Smithsonian Channel Special Built Around Historic Duquesne Archives
A gem from Duquesne University's archives is driving a new Smithsonian Channel special about the last days of Adolf Hitler.
The Day Hitler Died will premiere on Monday, Nov. 16, at 8 p.m.-and will share footage of interviews conducted by Judge Michael Musmanno, who presided over the Einsatzgruppen (Action Group) war crime trials in Nuremberg the 1940s and interviewed those working closely with Hitler in his last days.
Just as rumors circulated that Elvis Presley wasn't really dead, so it was with the death of Hitler. While Musmanno conducted the trials in Germany, he spent weekends and evenings tracking down survivors from Hitler's intimate circles, including the family of Hitler's longtime mistress, Eva Braun; secretary Traudl Junge, who typed Hitler's last will and testament; and Hitler Youth leader Artur Axmann.

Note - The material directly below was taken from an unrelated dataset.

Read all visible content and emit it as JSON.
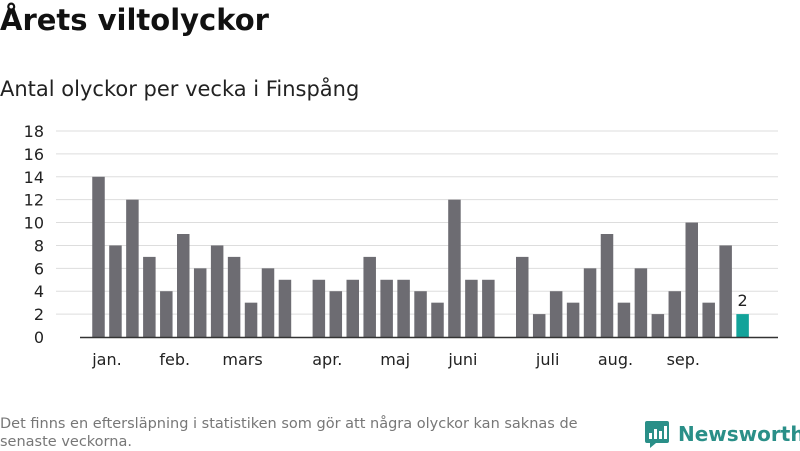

Axmann saw Hitler after he shot himself, recalling, "The blast of the pistol had ruptured the veins on either side of his head."
That these interviews are captured on footage speaks to Musmanno's thoroughness-and recalls other interactions with Hollywood. The footage was among the voluminous personal papers and library that Musmanno (1897-1968), a former Pennsylvania State Supreme Court justice, congressman and labor lawyer who fought unsuccessfully for Sacco & Vanzetti, donated to the Duquesne University archives.
"He spent all of his extra time (while serving as a judge at Nuremberg) finding everybody, conducting interviews and compiling all the material," said Tom White, Duquesne University archivist. "Musmanno started interviewing shortly after the war, then realized it should be captured on film. He paid for the film himself and had it brought from New York because he wanted to demonstrate, for sure, that Hitler was dead."
Musmanno captured and/or recaptured about 22 of the interviews he did on film, using them as the basis for his book Ten Days to Die. The copies, 8mm films, became part of the Musmanno collection in Duquesne's archives, and were converted to digital format.
In the 2000s, a German company used some of this footage for a documentary. More recently, by working with the Musmanno family and the Scottish company Finestripe Productions, these remarkable recordings will be seen outside Germany for the first time.